For the vision to become reality, extremely small machines must be built. Optical tweezers have been created precisely for processes carried out on such miniscule scale. Another advantage is: if small objects are trapped and moved with light, no damage will occur, such as the one that might be caused by the pressure of real tweezers.
However, manufacturing modules suitable for this procedure is not a trivial task. They must be fully compatible and form long-lasting structures. But at the same time it must be possible to disassemble them, if needed. Sarah Ksouri discloses where the ideas are coming from. “We essentially imagine large objects and consider methods of reproducing them as miniscule copies,” says the engineer. Examples include click-lock laminate flooring or the interlocking system of Lego bricks.
“However, the forces vary significantly from those in reality,” points out her PhD colleague Jannis Köhler. “If I want to move a cup, it’s mainly its weight that is relevant. Whereas our components are so small that weight is not an issue.” On this level, surface forces play a crucial role. Adhesion could be a problem, for example. If an object suddenly ends up stationary on a surface, the researchers can barely get it off again.
The first step of the process is a three-dimensional computer model of the object that is supposed to be manufactured, which is subsequently realised with a micro 3D-printer. To this end, the researchers apply a drop of photoresist to a slide. The fluid is exposed to the laser beam in the spots indicated by the computer model. In the places where the photoresist is exposed to the laser, a solid structure is formed. The remaining liquid is rinsed off with a solvent.
“But it’s not as if it’s so simple that this procedure works by creating one structure,” explains Ksouri. The engineers had done countless investigations until they succeeded in producing two matching jigsaw pieces. If the clearance fit is not precise or if the fluid cannot be rinsed off the generated structure, assembling the pieces might be impossible. In this case, it takes a lot of work to find the error.
Jannis Köhler uses the same method to create objects of a different kind. His rotatable structures (fig. 3) might one day become the movable elements in a micro-robot. Moreover, he is puzzling over components made from elastic polymers, which could be more easily assembled than rigid materials. In order to interlock two structures, a certain force must be applied – in the same way that two Lego bricks are clicked together. If one of the elements yielded a bit, it might be easier to push the other one in.
The team at the Chair of Applied Laser Technologies is thus researching a number of different principles for merging two-photon polymerisation and optical tweezer technologies in an appropriate way. At the moment, additional experiments with doped materials are carried out. Those materials are enriched with nanoparticles from certain elements which give polymer structures a specific function, for example by giving them magnetic or electrically conducting properties.

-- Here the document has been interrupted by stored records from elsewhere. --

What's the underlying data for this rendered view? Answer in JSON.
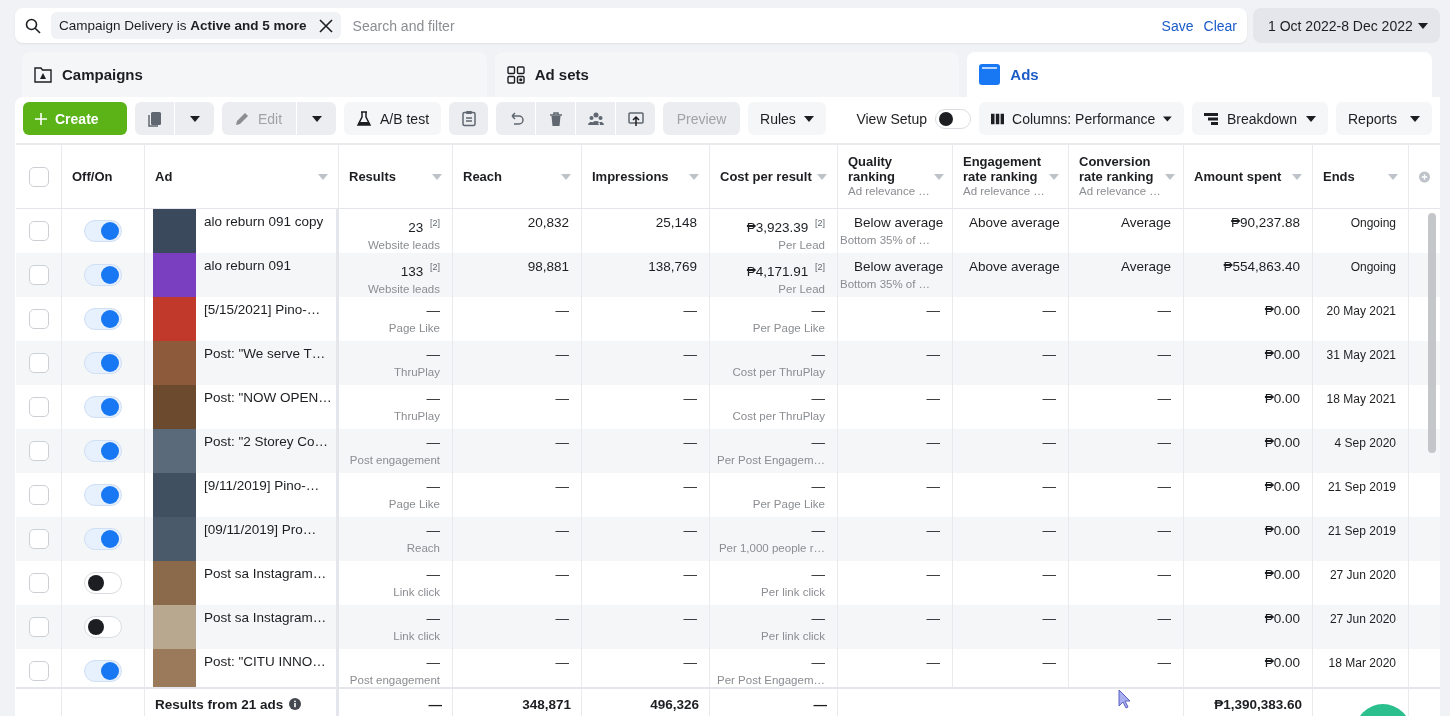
{
  "filter": {
    "chip": "Campaign Delivery is **Active and 5 more**",
    "placeholder": "Search and filter",
    "save": "Save",
    "clear": "Clear",
    "date_range": "1 Oct 2022-8 Dec 2022"
  },
  "tabs": [
    {
      "label": "Campaigns",
      "selected": false
    },
    {
      "label": "Ad sets",
      "selected": false
    },
    {
      "label": "Ads",
      "selected": true
    }
  ],
  "toolbar": {
    "create": "Create",
    "edit": {
      "label": "Edit",
      "disabled": true
    },
    "ab_test": "A/B test",
    "preview": {
      "label": "Preview",
      "disabled": true
    },
    "rules": "Rules",
    "view_setup": {
      "label": "View Setup",
      "on": false
    },
    "columns": "Columns: Performance",
    "breakdown": "Breakdown",
    "reports": "Reports"
  },
  "table": {
    "select_all_checked": false,
    "columns": [
      {
        "label": "Off/On"
      },
      {
        "label": "Ad"
      },
      {
        "label": "Results"
      },
      {
        "label": "Reach"
      },
      {
        "label": "Impressions"
      },
      {
        "label": "Cost per result"
      },
      {
        "label": "Quality ranking",
        "sub": "Ad relevance …"
      },
      {
        "label": "Engagement rate ranking",
        "sub": "Ad relevance …"
      },
      {
        "label": "Conversion rate ranking",
        "sub": "Ad relevance …"
      },
      {
        "label": "Amount spent"
      },
      {
        "label": "Ends"
      }
    ],
    "rows": [
      {
        "checked": false,
        "on": true,
        "name": "alo reburn 091 copy",
        "results": "23 $^{[2]}$",
        "result_type": "Website leads",
        "reach": "20,832",
        "impressions": "25,148",
        "cost": "₱3,923.39 $^{[2]}$",
        "cost_type": "Per Lead",
        "quality": "Below average",
        "quality_note": "Bottom 35% of …",
        "engagement": "Above average",
        "conversion": "Average",
        "amount": "₱90,237.88",
        "ends": "Ongoing"
      },
      {
        "checked": false,
        "on": true,
        "name": "alo reburn 091",
        "results": "133 $^{[2]}$",
        "result_type": "Website leads",
        "reach": "98,881",
        "impressions": "138,769",
        "cost": "₱4,171.91 $^{[2]}$",
        "cost_type": "Per Lead",
        "quality": "Below average",
        "quality_note": "Bottom 35% of …",
        "engagement": "Above average",
        "conversion": "Average",
        "amount": "₱554,863.40",
        "ends": "Ongoing"
      },
      {
        "checked": false,
        "on": true,
        "name": "[5/15/2021] Pino-…",
        "results": "—",
        "result_type": "Page Like",
        "reach": "—",
        "impressions": "—",
        "cost": "—",
        "cost_type": "Per Page Like",
        "quality": "—",
        "engagement": "—",
        "conversion": "—",
        "amount": "₱0.00",
        "ends": "20 May 2021"
      },
      {
        "checked": false,
        "on": true,
        "name": "Post: \"We serve T…",
        "results": "—",
        "result_type": "ThruPlay",
        "reach": "—",
        "impressions": "—",
        "cost": "—",
        "cost_type": "Cost per ThruPlay",
        "quality": "—",
        "engagement": "—",
        "conversion": "—",
        "amount": "₱0.00",
        "ends": "31 May 2021"
      },
      {
        "checked": false,
        "on": true,
        "name": "Post: \"NOW OPEN…",
        "results": "—",
        "result_type": "ThruPlay",
        "reach": "—",
        "impressions": "—",
        "cost": "—",
        "cost_type": "Cost per ThruPlay",
        "quality": "—",
        "engagement": "—",
        "conversion": "—",
        "amount": "₱0.00",
        "ends": "18 May 2021"
      },
      {
        "checked": false,
        "on": true,
        "name": "Post: \"2 Storey Co…",
        "results": "—",
        "result_type": "Post engagement",
        "reach": "—",
        "impressions": "—",
        "cost": "—",
        "cost_type": "Per Post Engagem…",
        "quality": "—",
        "engagement": "—",
        "conversion": "—",
        "amount": "₱0.00",
        "ends": "4 Sep 2020"
      },
      {
        "checked": false,
        "on": true,
        "name": "[9/11/2019] Pino-…",
        "results": "—",
        "result_type": "Page Like",
        "reach": "—",
        "impressions": "—",
        "cost": "—",
        "cost_type": "Per Page Like",
        "quality": "—",
        "engagement": "—",
        "conversion": "—",
        "amount": "₱0.00",
        "ends": "21 Sep 2019"
      },
      {
        "checked": false,
        "on": true,
        "name": "[09/11/2019] Pro…",
        "results": "—",
        "result_type": "Reach",
        "reach": "—",
        "impressions": "—",
        "cost": "—",
        "cost_type": "Per 1,000 people r…",
        "quality": "—",
        "engagement": "—",
        "conversion": "—",
        "amount": "₱0.00",
        "ends": "21 Sep 2019"
      },
      {
        "checked": false,
        "on": false,
        "name": "Post sa Instagram…",
        "results": "—",
        "result_type": "Link click",
        "reach": "—",
        "impressions": "—",
        "cost": "—",
        "cost_type": "Per link click",
        "quality": "—",
        "engagement": "—",
        "conversion": "—",
        "amount": "₱0.00",
        "ends": "27 Jun 2020"
      },
      {
        "checked": false,
        "on": false,
        "name": "Post sa Instagram…",
        "results": "—",
        "result_type": "Link click",
        "reach": "—",
        "impressions": "—",
        "cost": "—",
        "cost_type": "Per link click",
        "quality": "—",
        "engagement": "—",
        "conversion": "—",
        "amount": "₱0.00",
        "ends": "27 Jun 2020"
      },
      {
        "checked": false,
        "on": true,
        "name": "Post: \"CITU INNO…",
        "results": "—",
        "result_type": "Post engagement",
        "reach": "—",
        "impressions": "—",
        "cost": "—",
        "cost_type": "Per Post Engagem…",
        "quality": "—",
        "engagement": "—",
        "conversion": "—",
        "amount": "₱0.00",
        "ends": "18 Mar 2020"
      }
    ],
    "footer": {
      "label": "Results from 21 ads",
      "results": "—",
      "reach": "348,871",
      "impressions": "496,326",
      "cost": "—",
      "amount": "₱1,390,383.60"
    }
  }
}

Such experiments are possible only because the Chair unites the expertise and technology of three different fields under one roof: two-photon polymerisation, optical tweezers and nano-doping. “Only a handful of labs worldwide are able to apply these three technologies at the same time,” states Cemal Esen. One of his group’s dreams is to combine all three processes in one device one day. In the first step, those devices would generate functionless structures from polymers. They would subsequently apply nanoparticles to these structures in order to give them a specific function; and, finally, they would assemble them to larger structures. Until then, the RUB group has still a lot of basic research ahead.